İstanbul’da 1 Mayıs’ların bol dumanlı, tazyikli, biberli tarihine bir
yenisi daha eklendi. Emek sömürüsünden, sendikal hak ihlallerinden belki de en
çok bahsetmemiz gerektiği bir günde Taksim yasağı, sıkıyönetim uygulamalarını
hatırlatan tedbirler ve bunlara direnen gruplara karşı polisin güç gösterisini
konuşuyoruz. Diyarbakır’da, Adana’da, İzmir’de, Ankara’da, Mersin’de
mitinglerde neler söylendi, bildirilerde neler okundu haberimiz bile yok.
Birçoğumuzun haklı tepkisi sosyal medya duvarlarına misliyle yansımış durumda.

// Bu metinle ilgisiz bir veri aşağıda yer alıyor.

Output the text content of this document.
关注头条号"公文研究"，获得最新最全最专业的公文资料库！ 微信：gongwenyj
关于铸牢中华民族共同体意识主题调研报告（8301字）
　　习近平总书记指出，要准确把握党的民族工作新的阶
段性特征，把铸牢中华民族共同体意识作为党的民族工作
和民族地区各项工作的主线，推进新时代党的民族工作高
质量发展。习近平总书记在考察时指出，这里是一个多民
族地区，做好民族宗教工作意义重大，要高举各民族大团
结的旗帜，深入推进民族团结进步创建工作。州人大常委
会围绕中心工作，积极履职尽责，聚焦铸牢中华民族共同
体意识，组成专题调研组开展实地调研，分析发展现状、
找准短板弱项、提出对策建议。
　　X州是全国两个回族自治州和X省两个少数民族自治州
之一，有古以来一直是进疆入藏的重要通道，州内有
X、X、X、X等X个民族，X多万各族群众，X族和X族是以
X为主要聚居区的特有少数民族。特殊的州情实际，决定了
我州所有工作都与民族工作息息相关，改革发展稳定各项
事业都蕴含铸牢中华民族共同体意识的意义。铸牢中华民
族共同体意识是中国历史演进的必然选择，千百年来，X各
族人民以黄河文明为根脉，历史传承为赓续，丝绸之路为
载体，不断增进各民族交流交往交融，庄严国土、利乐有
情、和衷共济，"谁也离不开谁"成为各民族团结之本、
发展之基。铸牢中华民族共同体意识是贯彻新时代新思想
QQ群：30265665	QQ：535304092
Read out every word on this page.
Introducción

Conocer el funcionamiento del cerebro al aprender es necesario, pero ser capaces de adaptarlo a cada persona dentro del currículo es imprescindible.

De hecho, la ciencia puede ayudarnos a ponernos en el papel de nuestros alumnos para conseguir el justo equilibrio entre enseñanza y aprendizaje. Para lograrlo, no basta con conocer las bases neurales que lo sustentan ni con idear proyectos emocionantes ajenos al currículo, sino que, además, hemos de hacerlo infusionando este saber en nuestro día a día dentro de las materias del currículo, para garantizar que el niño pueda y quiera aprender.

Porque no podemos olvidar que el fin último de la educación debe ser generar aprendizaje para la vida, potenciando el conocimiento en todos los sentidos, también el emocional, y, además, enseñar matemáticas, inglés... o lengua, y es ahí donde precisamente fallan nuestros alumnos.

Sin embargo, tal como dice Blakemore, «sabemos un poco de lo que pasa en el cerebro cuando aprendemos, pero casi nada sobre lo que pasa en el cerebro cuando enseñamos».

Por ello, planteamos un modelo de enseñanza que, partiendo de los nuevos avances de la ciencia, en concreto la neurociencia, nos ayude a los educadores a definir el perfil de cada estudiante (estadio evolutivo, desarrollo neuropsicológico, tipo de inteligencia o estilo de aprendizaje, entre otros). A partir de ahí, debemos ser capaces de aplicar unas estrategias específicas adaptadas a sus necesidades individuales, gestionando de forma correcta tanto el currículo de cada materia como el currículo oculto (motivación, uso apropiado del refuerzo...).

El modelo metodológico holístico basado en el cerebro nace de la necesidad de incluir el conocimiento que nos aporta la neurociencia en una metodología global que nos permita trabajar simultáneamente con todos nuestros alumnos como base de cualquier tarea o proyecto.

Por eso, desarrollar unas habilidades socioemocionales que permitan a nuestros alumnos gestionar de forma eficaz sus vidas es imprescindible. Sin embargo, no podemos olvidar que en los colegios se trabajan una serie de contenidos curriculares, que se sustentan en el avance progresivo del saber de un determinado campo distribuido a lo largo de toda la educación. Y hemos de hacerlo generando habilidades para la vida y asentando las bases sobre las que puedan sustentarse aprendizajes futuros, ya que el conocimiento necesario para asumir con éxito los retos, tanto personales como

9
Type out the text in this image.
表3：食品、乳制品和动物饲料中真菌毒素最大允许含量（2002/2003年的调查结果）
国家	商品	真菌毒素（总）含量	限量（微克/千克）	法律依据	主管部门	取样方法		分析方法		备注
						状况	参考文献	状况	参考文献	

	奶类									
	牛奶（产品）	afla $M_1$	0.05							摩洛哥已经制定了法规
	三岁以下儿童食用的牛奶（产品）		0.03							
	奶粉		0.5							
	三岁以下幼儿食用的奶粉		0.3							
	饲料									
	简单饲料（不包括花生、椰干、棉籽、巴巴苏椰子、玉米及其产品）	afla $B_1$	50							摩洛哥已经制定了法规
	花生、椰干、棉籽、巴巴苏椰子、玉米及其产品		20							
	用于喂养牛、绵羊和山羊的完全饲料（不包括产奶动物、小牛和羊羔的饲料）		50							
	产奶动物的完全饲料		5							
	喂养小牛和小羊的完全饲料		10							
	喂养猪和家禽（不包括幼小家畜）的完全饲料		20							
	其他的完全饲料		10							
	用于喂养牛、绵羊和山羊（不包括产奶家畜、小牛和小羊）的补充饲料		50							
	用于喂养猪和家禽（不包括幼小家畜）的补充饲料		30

Peki şapkayı önümüze koyup düşünmek gerekirse İstanbul’daki olağanüstü hali
nasıl değerlendirmeli? Bunu kentte 2007 ve 2008’de yaşananlarla nasıl
karşılaştırmalı? Ben bu yazıda öncelikle toplumsal olay polisliğinin günümüzde
önemli bir unsuru olan mekansal denetimi ve bunun nasıl bir siyasi anlatı
üzerine bina edildiğini tartışacağım. Akabinde, Taksim Meydanı gerginliği özelinde
İstanbul’da yaşananları değerlendireceğim.